Time Out says
He uses, if possible, non-professionals and locals as actors (asked, often, to do little more than line readings), ‘natural’ sound and fixed camera positions – the Bressonian cinematic tool-kit, if you like, adapted for the differing living spaces, harsh realities and plaintive stories of his subjects. Plot isn’t important to Costa: in ‘Colossal Youth’ he simply follows the rambling days of the prematurely aged Ventura (named simply Ventura in the cast list) as he meets a succession of presumed family or acquaintances.
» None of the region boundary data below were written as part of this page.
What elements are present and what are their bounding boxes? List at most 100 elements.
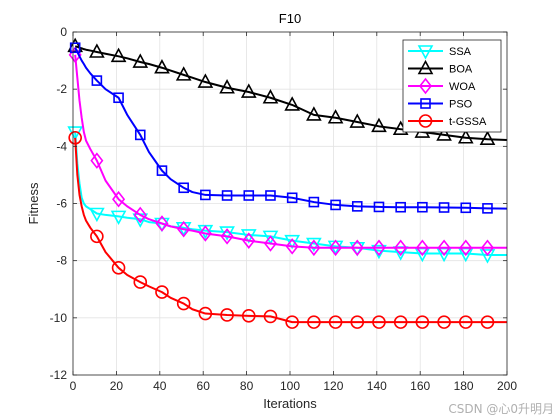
series-boa bbox=[67, 37, 508, 145]
y-tick-label: -4 bbox=[56, 139, 67, 153]
data-point-pso bbox=[113, 92, 124, 104]
data-point-pso bbox=[482, 203, 493, 214]
legend-marker-ssa bbox=[417, 45, 434, 60]
legend-item-t-gssa: t-GSSA bbox=[408, 114, 487, 128]
data-point-boa bbox=[479, 130, 496, 145]
data-point-boa bbox=[327, 109, 344, 124]
watermark: CSDN @心0升明月 bbox=[448, 402, 554, 416]
data-point-woa bbox=[350, 239, 364, 257]
chart-title: F10 bbox=[279, 11, 301, 26]
data-point-boa bbox=[175, 66, 192, 81]
x-tick-label: 60 bbox=[197, 379, 211, 393]
x-tick-label: 140 bbox=[367, 379, 387, 393]
data-point-woa bbox=[415, 239, 429, 257]
data-point-t-gssa bbox=[437, 315, 451, 329]
data-point-ssa bbox=[479, 249, 496, 264]
data-point-t-gssa bbox=[350, 315, 365, 329]
data-point-woa bbox=[307, 239, 321, 257]
legend-item-ssa: SSA bbox=[408, 45, 472, 60]
y-tick-label: -10 bbox=[50, 311, 68, 325]
data-point-woa bbox=[177, 220, 191, 238]
data-point-t-gssa bbox=[285, 315, 299, 329]
data-point-woa bbox=[155, 215, 169, 232]
data-point-woa bbox=[394, 239, 408, 257]
data-point-boa bbox=[154, 59, 170, 74]
data-point-t-gssa bbox=[133, 275, 148, 289]
data-point-boa bbox=[436, 126, 452, 141]
data-point-pso bbox=[134, 129, 146, 141]
legend-label-t-gssa: t-GSSA bbox=[449, 116, 487, 128]
series-woa bbox=[68, 46, 507, 257]
data-point-boa bbox=[240, 83, 257, 98]
data-point-pso bbox=[243, 190, 255, 201]
y-axis-label: Fitness bbox=[26, 182, 41, 224]
data-point-pso bbox=[265, 190, 276, 201]
data-point-woa bbox=[242, 232, 256, 249]
data-point-woa bbox=[285, 238, 299, 255]
data-point-pso bbox=[156, 165, 168, 176]
data-point-t-gssa bbox=[328, 315, 343, 329]
x-tick-label: 80 bbox=[240, 379, 254, 393]
data-point-t-gssa bbox=[307, 315, 321, 329]
legend-marker-boa bbox=[417, 59, 434, 75]
data-point-boa bbox=[306, 106, 322, 121]
legend-marker-pso bbox=[420, 98, 431, 109]
legend-label-boa: BOA bbox=[449, 64, 473, 76]
x-tick-label: 0 bbox=[70, 379, 77, 393]
data-point-t-gssa bbox=[198, 306, 213, 321]
y-tick-label: 0 bbox=[60, 25, 67, 39]
x-tick-label: 100 bbox=[280, 379, 300, 393]
data-point-t-gssa bbox=[372, 315, 386, 329]
data-point-boa bbox=[67, 37, 84, 53]
x-tick-label: 120 bbox=[323, 379, 343, 393]
data-point-boa bbox=[219, 79, 235, 94]
data-point-woa bbox=[198, 225, 212, 242]
data-point-pso bbox=[308, 196, 320, 208]
data-point-boa bbox=[262, 89, 279, 104]
legend-label-pso: PSO bbox=[449, 99, 473, 111]
data-point-boa bbox=[89, 43, 105, 58]
axis-ticks: 0 20 40 60 80 100 120 140 160 180 200 -12 -10 -8 -6 -4 -… bbox=[50, 25, 518, 393]
legend-label-ssa: SSA bbox=[449, 46, 472, 58]
series-group bbox=[67, 37, 508, 329]
data-point-boa bbox=[371, 117, 387, 133]
data-point-t-gssa bbox=[393, 315, 408, 329]
data-point-boa bbox=[197, 73, 214, 88]
data-point-pso bbox=[286, 192, 298, 204]
legend-item-pso: PSO bbox=[408, 98, 473, 111]
legend-marker-t-gssa bbox=[418, 114, 433, 128]
data-point-t-gssa bbox=[220, 308, 234, 322]
data-point-pso bbox=[69, 42, 81, 54]
data-point-t-gssa bbox=[68, 130, 82, 145]
data-point-t-gssa bbox=[176, 296, 191, 311]
legend-label-woa: WOA bbox=[449, 81, 476, 93]
data-point-t-gssa bbox=[480, 315, 495, 329]
data-point-woa bbox=[372, 239, 386, 257]
x-tick-label: 20 bbox=[110, 379, 124, 393]
x-tick-label: 200 bbox=[497, 379, 517, 393]
data-point-ssa bbox=[240, 229, 257, 244]
data-point-t-gssa bbox=[415, 315, 430, 329]
data-point-woa bbox=[459, 239, 473, 257]
data-point-boa bbox=[132, 53, 149, 68]
data-point-woa bbox=[90, 152, 104, 169]
data-point-t-gssa bbox=[155, 285, 169, 299]
data-point-ssa bbox=[89, 207, 105, 223]
data-point-t-gssa bbox=[111, 261, 126, 275]
data-point-t-gssa bbox=[241, 309, 256, 323]
data-point-woa bbox=[220, 228, 234, 245]
data-point-ssa bbox=[110, 210, 127, 226]
data-point-boa bbox=[284, 96, 301, 111]
y-tick-label: -12 bbox=[50, 368, 68, 382]
series-t-gssa bbox=[68, 130, 507, 329]
data-point-pso bbox=[460, 202, 472, 214]
data-point-boa bbox=[110, 47, 127, 63]
data-point-pso bbox=[395, 201, 406, 213]
data-point-pso bbox=[438, 202, 450, 213]
data-point-t-gssa bbox=[458, 315, 473, 329]
data-point-ssa bbox=[349, 242, 366, 257]
legend-item-boa: BOA bbox=[408, 59, 473, 76]
legend: SSA BOA WOA PSO t-GSSA bbox=[402, 39, 502, 133]
data-point-woa bbox=[133, 206, 147, 224]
He tells them tales of his abandonment and refers to them confusingly – or symbolically – as his sons or daughters. The scenes run on like a series of little Beckett-plays, often sad but equally often suprising and funny, and characteristically shot in claustrophic rooms, alleys or corners, whether in the darkened old barrio, or the bulb-bright new projects. But, for all the succession of encounters and faces, Costa’s not after a Dante-esque purgatorial round, and despite the austere DV-shot beauty of his images, he is aiming for an invasive pageant. Costa’s is an essentially dignifying and socially-progressive vision; the problem is that even viewers predisposed to sympathise with it could well find his rigorous methods too obscure and his emphasis on active listening too overly demanding to share in it fully.